Уже горят буфера огнем. Уже свалился в топке машинист. А декапод, знай, колеса плавит. Стой, стрелка хрустнула, как веточка под ногой. Загремел весь состав в тупик. Разрывается сцепка. И весь поезд дальний — на воздух да под откос, вы думаете? Как бы не так! Да по воздуху через барьер тупика. Вытянулись вагоны в трубочки, заплавились на ходу двери — летит одна сплошная железная сигара вокруг земли. Вот какой мы развили ход. Вот какой ход мы развили.
— Ванча. Так же не бывает… Это уже фантастика.
— Ну и что. От фантастики и летать начали. А то бы все пешком ходили. Мне уж надоело. Я Два раза нынче Москву вымерял. Стоп: вон бригада идет. Пора смываться. Ну, прощай, поездок, еще мы на тебе поездим.

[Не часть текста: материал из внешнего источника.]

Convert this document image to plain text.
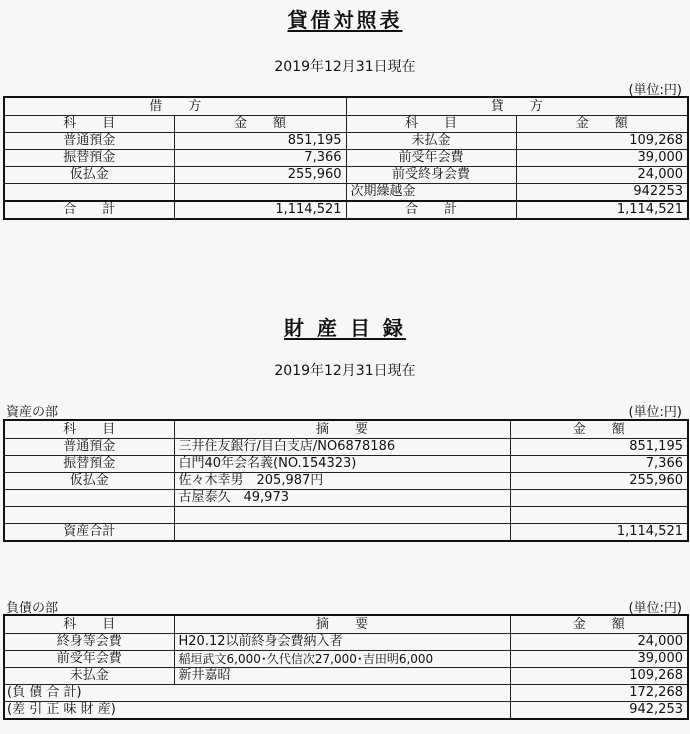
貸借対照表
2019年12月31日現在
(単位:円)
借　　方		貸　　方	
科　　目	金　　額	科　　目	金　　額
普通預金	851,195	未払金	109,268
振替預金	7,366	前受年会費	39,000
仮払金	255,960	前受終身会費	24,000
		次期繰越金	942253
合　　計	1,114,521	合　　計	1,114,521
財 産 目 録
2019年12月31日現在
資産の部	(単位:円)
科　　目	摘　　要	金　　額
普通預金	三井住友銀行/目白支店/NO6878186	851,195
振替預金	白門40年会名義(NO.154323)	7,366
仮払金	佐々木幸男　205,987円	255,960
	古屋泰久　49,973	

資産合計		1,114,521
負債の部	(単位:円)
科　　目	摘　　要	金　　額
終身等会費	H20.12以前終身会費納入者	24,000
前受年会費	稲垣武文6,000･久代信次27,000･吉田明6,000	39,000
未払金	新井嘉昭	109,268
(負 債 合 計)		172,268
(差 引 正 味 財 産)		942,253
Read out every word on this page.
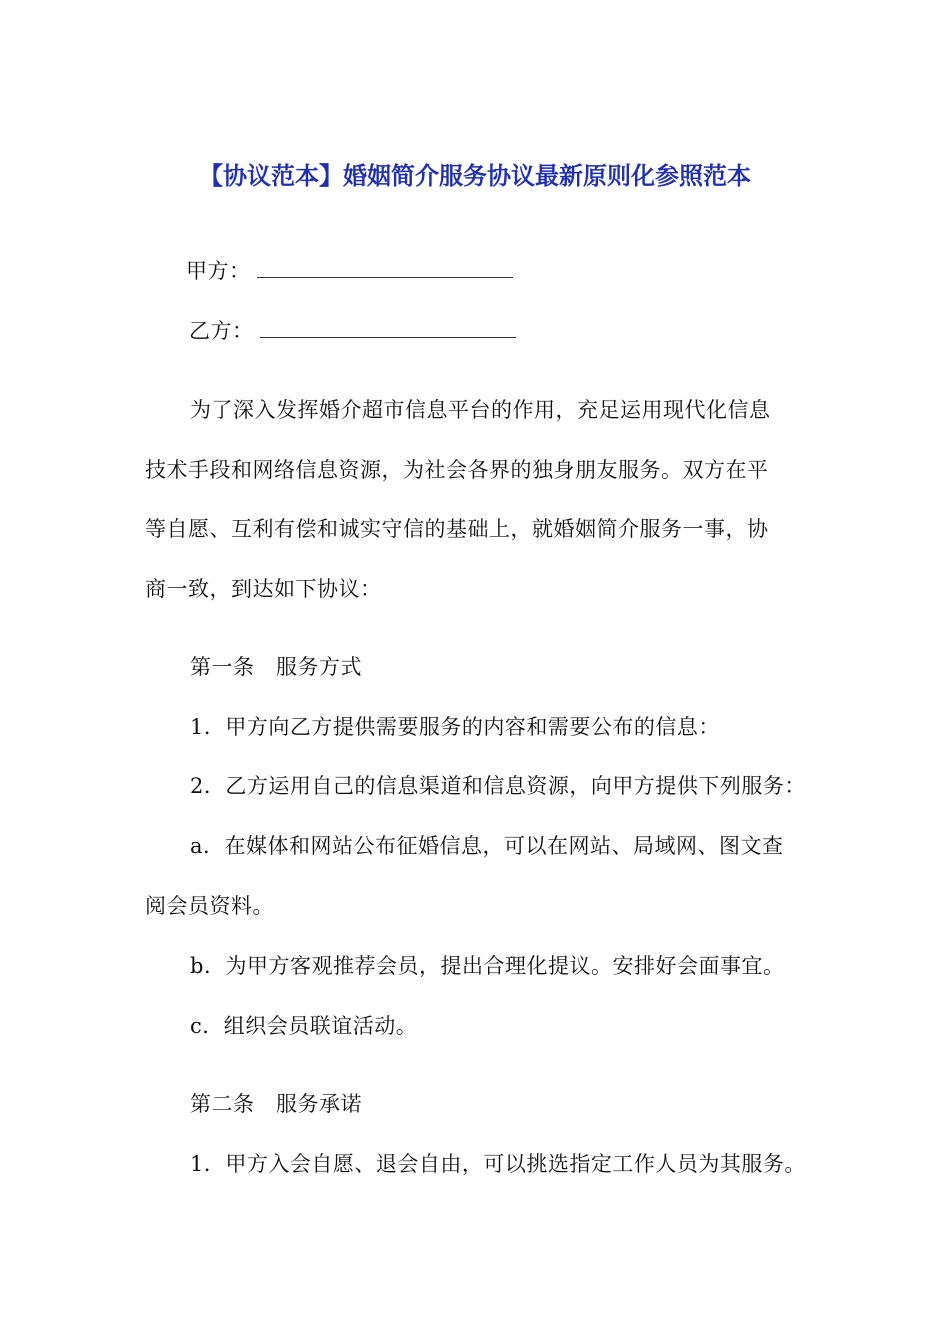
【协议范本】婚姻简介服务协议最新原则化参照范本
甲方：
乙方：
为了深入发挥婚介超市信息平台的作用，充足运用现代化信息
技术手段和网络信息资源，为社会各界的独身朋友服务。双方在平
等自愿、互利有偿和诚实守信的基础上，就婚姻简介服务一事，协
商一致，到达如下协议：
第一条　服务方式
1．甲方向乙方提供需要服务的内容和需要公布的信息：
2．乙方运用自己的信息渠道和信息资源，向甲方提供下列服务：
a．在媒体和网站公布征婚信息，可以在网站、局域网、图文查
阅会员资料。
b．为甲方客观推荐会员，提出合理化提议。安排好会面事宜。
c．组织会员联谊活动。
第二条　服务承诺
1．甲方入会自愿、退会自由，可以挑选指定工作人员为其服务。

Но и Ванька Облаков — тоже только деталь — морщинка новой городской жизни. Медленно, медленно изменяется она. Города живут дольше, чем слоны. И вырастает Облаков, не заметив, как изменилась Москва. И не полетит он облаком над Брянским вокзалом. Полетит лишь пар паровозный, оторвавшись от свистка белым облачком. А все-таки хорош Брянский вокзал, пришедший откуда-то из-под Мюнхена и ставший в Дорогомилове образцом для площадных ларьков и покосившихся пригородных лачуг. И можно с него ехать на Брянск, на Киев, через все серединные губернии: Калужскую, Орловскую, Курскую. И еще дальше… Вот, например, станция. Название — «2000 год». Вся она играет огнями.
И к ней тянет Ваньку Облакова. Он видит ее отсвет с Брянского уже сегодня. А вы, писатели, хотите его к Николе на Посадьях приохотить? Не выйдет. Заранее предупреждаем вас с другом моим Облаковым. Между прочим, чтобы не спутать при встрече фамилии его Лыков, а это он так, для звучности себя Облаковым называет.
И стихи ловчее подписывать. Где он теперь? Вон он растет. Стоит на углу и растет у вас на глазах, как фикус.
И если вы хотите рассказа о нем во всех деталях и что случилось с ним, и что случилось с Граней, рекомендую вам лет через двадцать выйти на московские улицы (а до тех пор из дома, если можно, не выходить — для большей полноты впечатления) и посмотреть на них непредупрежденным глазом. Думаю, что вы заметите изменившиеся контуры, а пока это только еле видимое изменение, еле заметная деталь нашего бытия, которую я углядел, учуял и поставил под увеличительное стекло рассказа, находясь на Брянском вокзале весной прошлого года, где отправлял посылкой на север мой ненужный покамест пафос будущего и скоропортящийся в бытовой атмосфере революционный романтизм.